We strolled and turned…and turned…in the whitewashed maze the size of a football stadium. If Jirik hadn’t turned on lights, I would’ve been hopelessly lost. Terrified, even. The 99 percent humidity and 53 degree temperature are ideal for making blue cheese, but the cold made my teeth chatter minutes after entering the bright, sterile-smelling, Gothic-arched halls lined with pallets of cheese wheels.

The caves have sheltered more than cheese over the years. In the 1850s, they hosted a brewery. After Prohibition, they were home to various businesses, including a furniture maker. In 1936, a Kraft food scientist observed the ability of St. Peter sandstone to absorb ammonia—the cheese smells fresher and tastes cleaner—and opened Treasure Cave, the first blue-cheese plant in the United States.

David J. Turner

Treasure Cave closed in 1993, and a few years later Jirik and Randy Ochs, former employees, bought the site and formed the Faribault Dairy Company. Jirik and Ochs were later joined by Mike Gilbertson and introduced the first Amablu cheese in 2002.

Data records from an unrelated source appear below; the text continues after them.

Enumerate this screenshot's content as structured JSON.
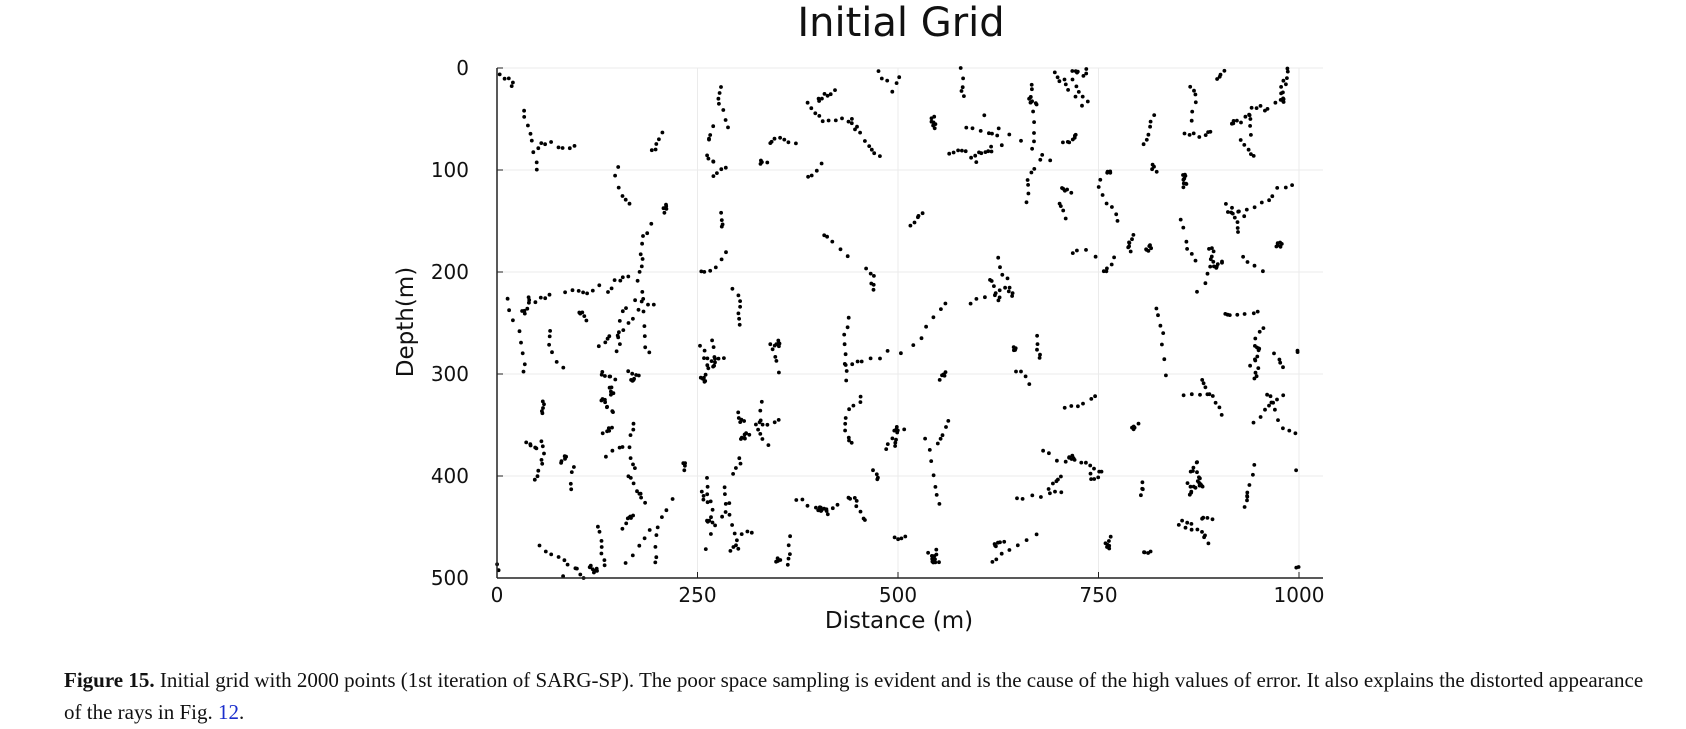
{
  "chart_data": {
    "type": "scatter",
    "title": "Initial Grid",
    "xlabel": "Distance (m)",
    "ylabel": "Depth(m)",
    "xlim": [
      0,
      1000
    ],
    "ylim": [
      0,
      500
    ],
    "y_inverted": true,
    "x_ticks": [
      "0",
      "250",
      "500",
      "750",
      "1000"
    ],
    "y_ticks": [
      "0",
      "100",
      "200",
      "300",
      "400",
      "500"
    ],
    "grid": true,
    "point_color": "#000000",
    "n_points": 2000
  },
  "caption": {
    "label": "Figure 15.",
    "text": "Initial grid with 2000 points (1st iteration of SARG-SP). The poor space sampling is evident and is the cause of the high values of error. It also explains the distorted appearance of the rays in Fig.",
    "ref": "12",
    "end": "."
  }
}
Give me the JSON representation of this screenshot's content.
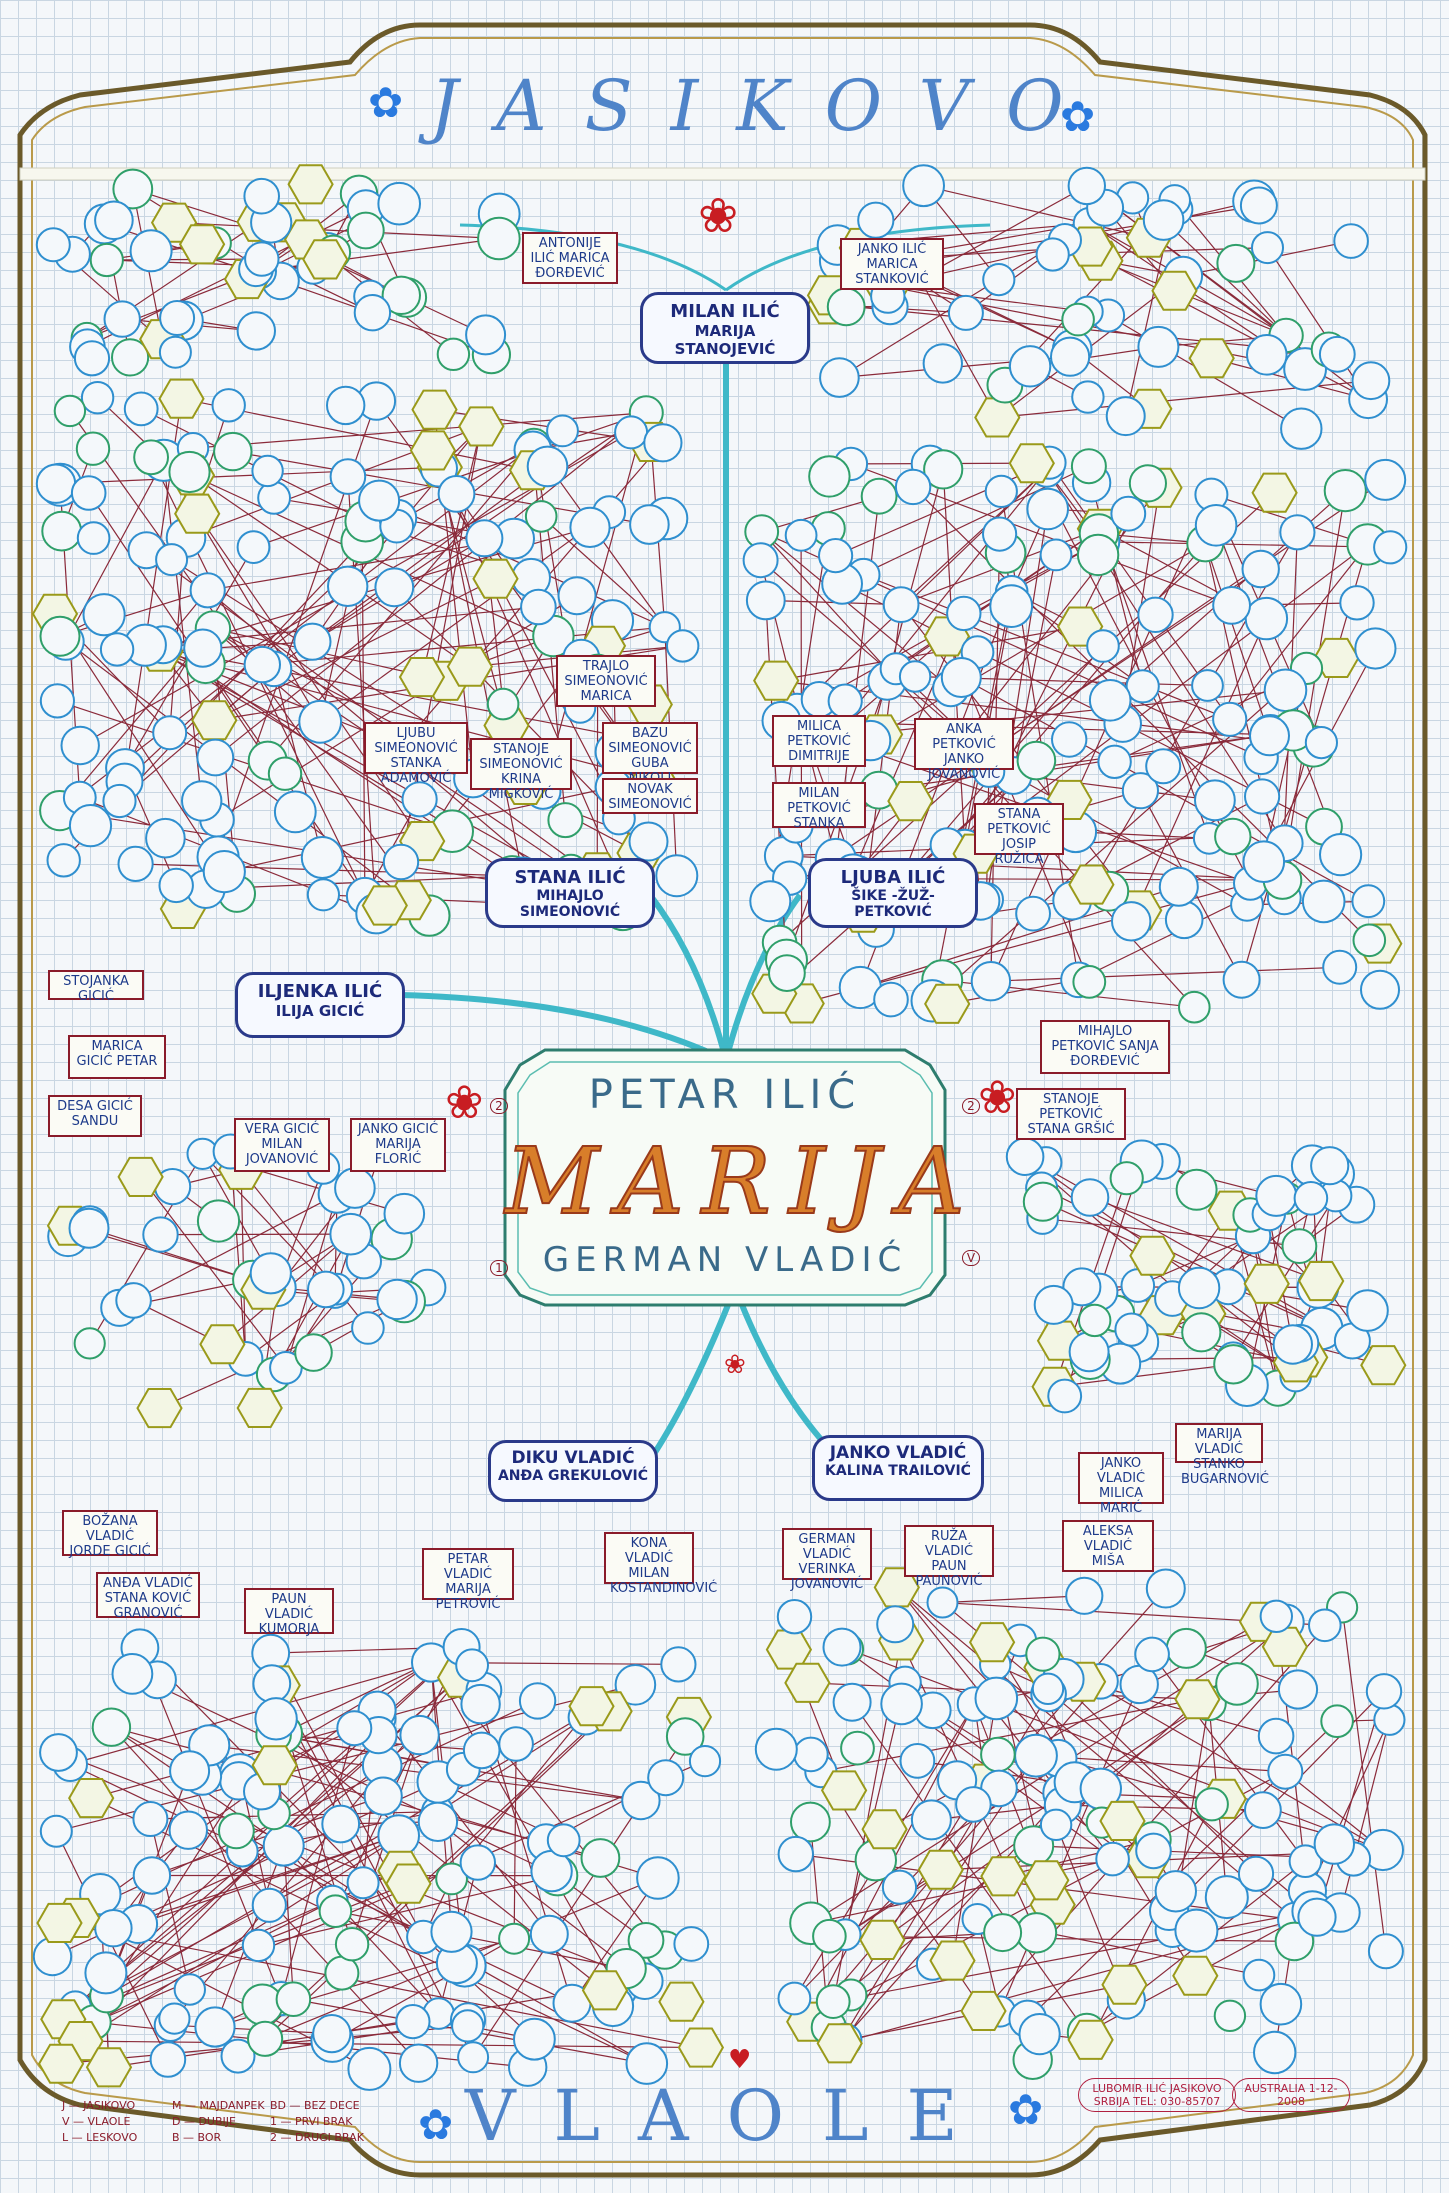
{
  "title_top": "JASIKOVO",
  "title_bottom": "VLAOLE",
  "center": {
    "line1": "PETAR ILIĆ",
    "line2": "MARIJA",
    "line3": "GERMAN VLADIĆ",
    "mark_left": "2",
    "mark_right": "2",
    "mark_bottom_left": "1",
    "mark_bottom_right": "V"
  },
  "couples": [
    {
      "id": "milan",
      "a": "MILAN ILIĆ",
      "b": "MARIJA STANOJEVIĆ"
    },
    {
      "id": "stana",
      "a": "STANA ILIĆ",
      "b": "MIHAJLO SIMEONOVIĆ"
    },
    {
      "id": "ljuba",
      "a": "LJUBA ILIĆ",
      "b": "ŠIKE -ŽUŽ- PETKOVIĆ"
    },
    {
      "id": "iljenka",
      "a": "ILJENKA ILIĆ",
      "b": "ILIJA GICIĆ"
    },
    {
      "id": "diku",
      "a": "DIKU VLADIĆ",
      "b": "ANĐA GREKULOVIĆ"
    },
    {
      "id": "janko",
      "a": "JANKO VLADIĆ",
      "b": "KALINA TRAILOVIĆ"
    }
  ],
  "boxes": [
    {
      "id": "antonije",
      "text": "ANTONIJE ILIĆ MARICA ĐORĐEVIĆ"
    },
    {
      "id": "janko-ilic",
      "text": "JANKO ILIĆ MARICA STANKOVIĆ"
    },
    {
      "id": "ljubu",
      "text": "LJUBU SIMEONOVIĆ STANKA ADAMOVIĆ"
    },
    {
      "id": "stanoje",
      "text": "STANOJE SIMEONOVIĆ KRINA MIGKOVIĆ"
    },
    {
      "id": "trajlo",
      "text": "TRAJLO SIMEONOVIĆ MARICA"
    },
    {
      "id": "bazu",
      "text": "BAZU SIMEONOVIĆ GUBA NIKOLI"
    },
    {
      "id": "novak",
      "text": "NOVAK SIMEONOVIĆ"
    },
    {
      "id": "milica",
      "text": "MILICA PETKOVIĆ DIMITRIJE"
    },
    {
      "id": "milan-p",
      "text": "MILAN PETKOVIĆ STANKA"
    },
    {
      "id": "anka",
      "text": "ANKA PETKOVIĆ JANKO JOVANOVIĆ"
    },
    {
      "id": "stana-p",
      "text": "STANA PETKOVIĆ JOSIP RUŽICA"
    },
    {
      "id": "mihajlo-p",
      "text": "MIHAJLO PETKOVIĆ SANJA ĐORĐEVIĆ"
    },
    {
      "id": "stanoje-p",
      "text": "STANOJE PETKOVIĆ STANA GRŠIĆ"
    },
    {
      "id": "stojanka",
      "text": "STOJANKA GICIĆ"
    },
    {
      "id": "marica-g",
      "text": "MARICA GICIĆ PETAR"
    },
    {
      "id": "desa",
      "text": "DESA GICIĆ SANDU"
    },
    {
      "id": "vera",
      "text": "VERA GICIĆ MILAN JOVANOVIĆ"
    },
    {
      "id": "janko-g",
      "text": "JANKO GICIĆ MARIJA FLORIĆ"
    },
    {
      "id": "bozana",
      "text": "BOŽANA VLADIĆ JORDE GICIĆ"
    },
    {
      "id": "anda-v",
      "text": "ANĐA VLADIĆ STANA KOVIĆ GRANOVIĆ"
    },
    {
      "id": "paun",
      "text": "PAUN VLADIĆ KUMORJA"
    },
    {
      "id": "petar-v",
      "text": "PETAR VLADIĆ MARIJA PETROVIĆ"
    },
    {
      "id": "kona",
      "text": "KONA VLADIĆ MILAN KOSTANDINOVIĆ"
    },
    {
      "id": "german-v",
      "text": "GERMAN VLADIĆ VERINKA JOVANOVIĆ"
    },
    {
      "id": "ruza-v",
      "text": "RUŽA VLADIĆ PAUN PAUNOVIĆ"
    },
    {
      "id": "aleksa",
      "text": "ALEKSA VLADIĆ MIŠA"
    },
    {
      "id": "janko-v2",
      "text": "JANKO VLADIĆ MILICA MARIĆ"
    },
    {
      "id": "marija-v",
      "text": "MARIJA VLADIĆ STANKO BUGARNOVIĆ"
    }
  ],
  "legend": [
    "J — JASIKOVO",
    "V — VLAOLE",
    "L — LESKOVO",
    "M — MAJDANPEK",
    "D — DUBIJE",
    "B — BOR",
    "BD — BEZ DECE",
    "1 — PRVI BRAK",
    "2 — DRUGI BRAK"
  ],
  "stamp_author": "LUBOMIR ILIĆ JASIKOVO SRBIJA TEL: 030-85707",
  "stamp_place": "AUSTRALIA 1-12-2008"
}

Today, the company’s 18 ½ employees—the half is 82-year-old part-timer Dorothy, a former Treasure Cave supervisor—produce nearly 1 million pounds of cheese a year. The Amablu (aged 75 days), Amablu Gorgonzola (aged 90 days), and St. Pete’s Select (aged five-plus months) wheels, wedges, and crumbles have been awarded a Minnesota State Fair blue ribbon, plus honors from both U.S. and world cheese championships.

The Faribault cheeses have been catching on fast, with sales doubling each year. Lunds and Byerly’s, Kowalski’s, Cub Foods, SuperTarget, and Whole Foods, among others, carry them, and they’re also available for purchase at www.faribaultdairy.com. They’re served at the Depot in Faribault and a number of Twin Cities restaurants, including Muffuletta, the Oceanaire Seafood Room, and the Sample Room. Michael MacKay, the Sample Room’s chef, says he uses Amablu and St. Pete’s Select “because of its versatility and quality—I get compliments all the time.”

As we ended our tour of the chilly grotto, Jirik offered me a sample of Amablu. I savored a bit and recalled poet Robert Southey’s words: “Blue, darkly, deeply, beautifully blue.”